The pitcher hoped to avoid surgery, hoping his usual pain tolerance would be enough to keep him on the mound. The Twins realized that, painful as it is on a pitching staff already missing nearly a dozen pitchers because of injuries, there was little choice.

"We're better with Kenta. But I'll tell you this: We're even better with a healthy Kenta, and that's what we need to focus on," Twins manager Rocco Baldelli said. "Hopefully when he's ready, we might see a version better than anything we've seen before, because they were able to go in there and clean some things up that he's been pitching with."

That's the 2020 AL Cy Young runner-up's hope, too.

"It's been a tough grind, and if you look at the result, that kind of explains what it was like inside my elbow," Maeda said Saturday through an interpreter. "Tough season throughout. And then when I was informed of the possibility of surgery, I was really surprised and a little sad to hear it, to be honest. I might be out for a year, but that might elongate my pitching career in the long run."

Perhaps long enough to recoup the millions of dollars he will lose by not pitching next year. Maeda's contract, signed with the Dodgers when worries about his elbow were circulating, guarantees him only $3 million a year, far below his market value. He can earn up to $10 million more in bonuses based upon number of starts he makes and number of innings he throws.

Roster revisions

The Twins made some obvious moves as rosters expanded to 28 players. Joe Ryan was called up from Class AAA St. Paul in order to make his big-league debut Wednesday, and Randy Dobnak was activated after missing 10 weeks because of a strained ligament in the middle finger of his pitching hand in order to start Friday at Tampa Bay.

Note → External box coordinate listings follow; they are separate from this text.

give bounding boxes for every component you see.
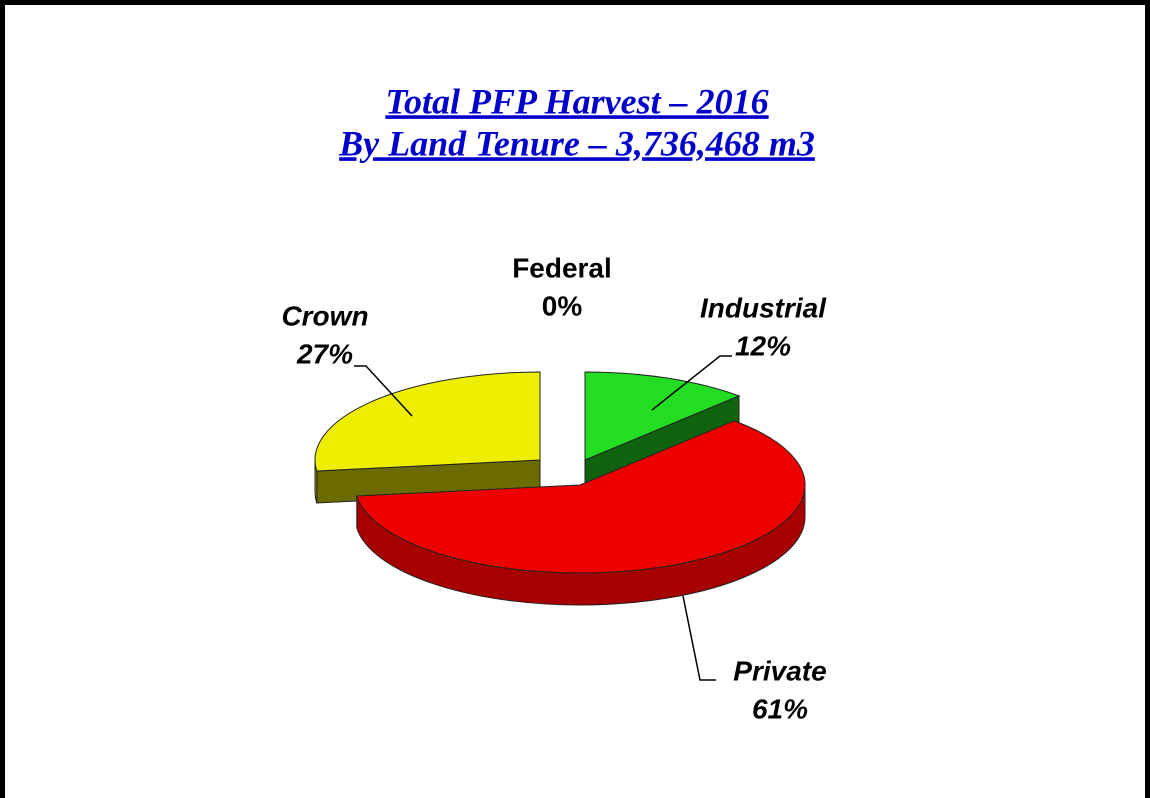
value-label: 61% <box>752 693 808 724</box>
slice <box>356 420 806 574</box>
value-label: 12% <box>735 330 791 361</box>
category-label: Private <box>733 655 826 686</box>
leader-line <box>651 355 732 411</box>
chart-title: Total PFP Harvest – 2016 <box>385 81 768 121</box>
category-label: Industrial <box>700 292 827 323</box>
category-label: Crown <box>281 300 368 331</box>
leader-line <box>354 365 413 417</box>
value-label: 0% <box>542 290 583 321</box>
category-label: Federal <box>512 252 612 283</box>
chart-subtitle: By Land Tenure – 3,736,468 m3 <box>338 123 815 163</box>
value-label: 27% <box>296 338 353 369</box>
slice <box>584 371 741 461</box>
leader-line <box>682 595 716 681</box>
slice <box>314 371 541 472</box>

The Twins simply swapped Dobnak with Maeda on the 60-day injured list to make room. They sent righthander Edgar Garcia outright to St. Paul once he cleared waivers, opening up a 40-man roster spot for Ryan.

Etc.

  • The Twins have Thursday off, but chose to travel to Florida late Wednesday night in order to give the players a day completely free of team responsibilities, including travel. One downside: Their scheduled arrival time at their St. Petersburg hotel was 4 a.m.